I kept that momentum going, and basically every time there was a protest I went.
There were a number of them in downtown.
Some details that stuck with me:
One of the protests went all around and through downtown, and one of my friends from high school waved from off his balcony! That was very cool to me.
So, at one march, everybody congregated at some of the government buildings downtown. We did chants and things, and were warned so many times that at whatever time (I think 6pm maybe?), they were going to be arresting anyone still there. (I think there were curfews in place, maybe? I forgot why they were allowed to arrest us for being out and about.)
Anyway, it was always a hard line to walk – how much you wanted to truly protest and put yourself on the line vs all the other concerns (like if you get detained, maybe not making it to work the next day, and I was at a job I absolutely could not afford to miss, or way more pressing than that, potentially being in a cell with people who have Coronavirus as the pandemic was raging, and I have prior heart issues).
It’s tough, because I think sort of the whole point of protesting is being willing to lay down your own safety and things you have to do for others.
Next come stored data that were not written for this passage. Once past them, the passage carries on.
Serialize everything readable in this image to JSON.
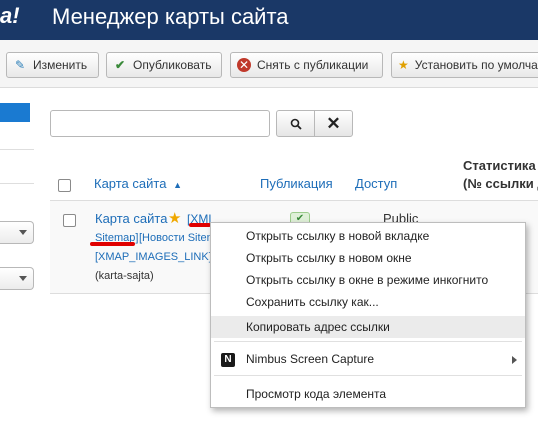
{
  "header": {
    "logo_fragment": "a!",
    "title": "Менеджер карты сайта"
  },
  "toolbar": {
    "edit_label": "Изменить",
    "publish_label": "Опубликовать",
    "unpublish_label": "Снять с публикации",
    "default_label": "Установить по умолча",
    "icons": [
      "edit-icon",
      "check-icon",
      "close-circle-icon",
      "star-icon"
    ]
  },
  "search": {
    "value": "",
    "placeholder": ""
  },
  "table": {
    "headers": {
      "sitemap": "Карта сайта",
      "published": "Публикация",
      "access": "Доступ",
      "stats_line1": "Статистика",
      "stats_line2": "(№ ссылки д"
    },
    "sort_indicator": "▲",
    "row": {
      "title": "Карта сайта",
      "link_xml_part1": "[XML",
      "link_xml_part2": "Sitemap]",
      "link_news": "[Новости Siten",
      "link_images": "[XMAP_IMAGES_LINK]",
      "alias": "(karta-sajta)",
      "access": "Public"
    }
  },
  "context_menu": {
    "items": [
      "Открыть ссылку в новой вкладке",
      "Открыть ссылку в новом окне",
      "Открыть ссылку в окне в режиме инкогнито",
      "Сохранить ссылку как...",
      "Копировать адрес ссылки",
      "Nimbus Screen Capture",
      "Просмотр кода элемента"
    ],
    "highlighted_index": 4,
    "nimbus_icon_letter": "N"
  },
  "colors": {
    "header_bg": "#1a3867",
    "link": "#1d6db8",
    "annotation_red": "#e00000"
  }
}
But… we do, to some extent, have to look out for ourselves, right? (Especially with the deadly pandemic raging.)
So yeah, I stayed until cops started swarming, and then I walked out the opposite side of the park. I didn’t see the point in getting arrested for being arrested’s sake.
There was one time though where cops were very much pointing guns(?) gun like things? I think they had blanks inside. But I think that still makes it a gun? Anyway… at the protestors. And I stood my ground.
It. was. terrifying.
But, I saw other people doing it. And I saw a woman of color doing it. And I just thought as a white person I have practically no choice but to brave up. If I’m here, I’m here. And I stayed kneeled in front of a cop with his gun pointed like directly at me. And it was scaaaaaaaary.
At one of the protests I went to (not that one, but another one), there were people getting shot with blanks.
People (including me) love to think about how brave they’re gonna be at these protests. And I’m apparently brave to a point. But once bullets (even blanks) start flying, and once people actually start getting arrested, at least in these cases, I was out of there. I did want to make a point, and I did want to show solidarity. But when things were that dangerous I didn’t see the point of staying, if I could get out [although I’m not sure of the most ethical decisions on these things].
So, yeah. Some inspiring times. Some scary times. These were definitely the most ‘real’ of any protests I’ve been to. I was never actually scared at other marches and things. But these were like… run from the sound of blanks exploding of guns types of protests.